You Booze, You Win?

by Ali Sherbach

Class of 2006

Watching as I walked up to the register with two handles of vodka, my mother eyes widened. “Are you really going to drink all that over the course of the semester?” she asked. Laughing awkwardly, I looked away and told her that I would be sharing the vodka with friends. College translation: The vodka will be gone in a fortnight (if I’m lucky enough to stretch it that long).

But the cards were against me and the vodka lasted less than a week. I wish I could say that I shared my spirits generously, threw a small party, or even accidentally misplaced a bottle, but the events of the past week spin a slightly different tale. A tale, mind you, that I have a vague idea of at best, which is par for the course when it comes to binge drinking.

What I do remember however, is nothing I’d call home to tell Mom about. After getting silly with liquor on Monday night, I spent my Wednesday night consuming an entire thirty-rack of beer with my two roommates. A casual game of Beirut ended my Thursday night, after which my roommate and I found ourselves alone with two juniors we had met only moments earlier on a five-minute Cruiser ride.

But the best was yet to come. I discovered one of these men on our futon the next afternoon – yes, afternoon – covered in vomit, barely recalling how he got where he was and with no memory whatsoever of either my or my roommate’s names. Friday and Saturday were mostly uneventful, but this might be because the only thing I actually remember from the weekend is walking up to a bouncer at one of the bars and leaving with his phone number programmed into my cell phone. Please, hold your judgment.

As a four-year veteran of the Colgate drinking scene, I’m aware that drinking five days of the week is not something that many students would find shocking or outlandish; my stories are those told in any typical week by any typical student. When I think back to my freshman year, however, I am taken aback at the change in my attitude towards drinking. Back then I would never have even considered the possibility of going out so often. Back then I would never have even so much as sipped an alcoholic beverage.

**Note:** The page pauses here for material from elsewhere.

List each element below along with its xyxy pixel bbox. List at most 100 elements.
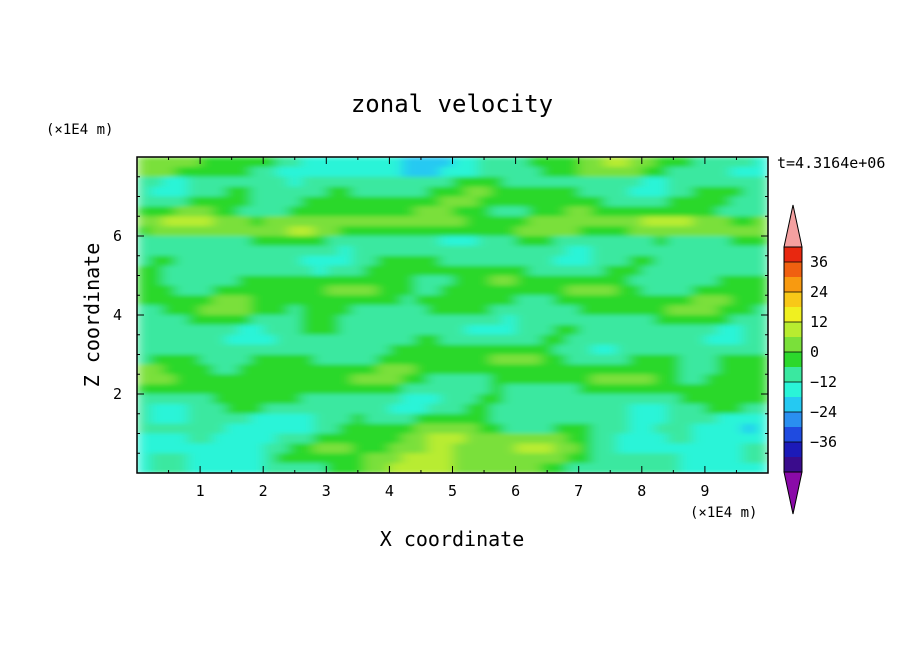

It’s true, just four years ago I was what you might consider “straightedge.” I didn’t use curse words, I didn’t break rules and I most certainly did not drink alcohol. I think the not-drinking thing was what really set me apart from my peers. At the time it made me different, and I thought being different was equivalent to being something special. It seemed like everyone was going out and having fun, but why should I be like everyone else? Joining in meant giving up what I considered the most interesting thing about myself, the only thing that really made me stand out.

After two miserable years here, I made a choice that changed my life. I decided I did not have to sit alone in my room every night if I didn’t want to. I decided there are worse fates than being “just like everyone else”. I guess the politically correct thing to say is that I harbor some regrets about all this, or that I don’t recommend drinking to anyone before the age of 21, but the truth is something quite different.

By opening myself up and connecting with people rather than distancing myself from them, I learned more about who I was and what I wanted from life in a few months than I had in the past twenty years. Don’t get me wrong: I understand that there is little to be proud of when you find yourself getting belligerent more nights of the week than not and I agree that college drinking is out of control, but it beats spending your evenings alone or feeling like you’re being molested every time you enter the Jug.

Is it wrong and illegal to drink when you are under the age of 21? Yes. Is it wrong to give in to a kind of group mentality? Probably, but I did. And quite frankly it’s not something I’m willing to apologize for.

What I’ve really learned in the past four years, and even in the past week, is that you will never meet someone who is exactly like you. If at the end of the day the only thing that you find interesting about yourself is your conscious decision to be different, then maybe you’re selling yourself a little short.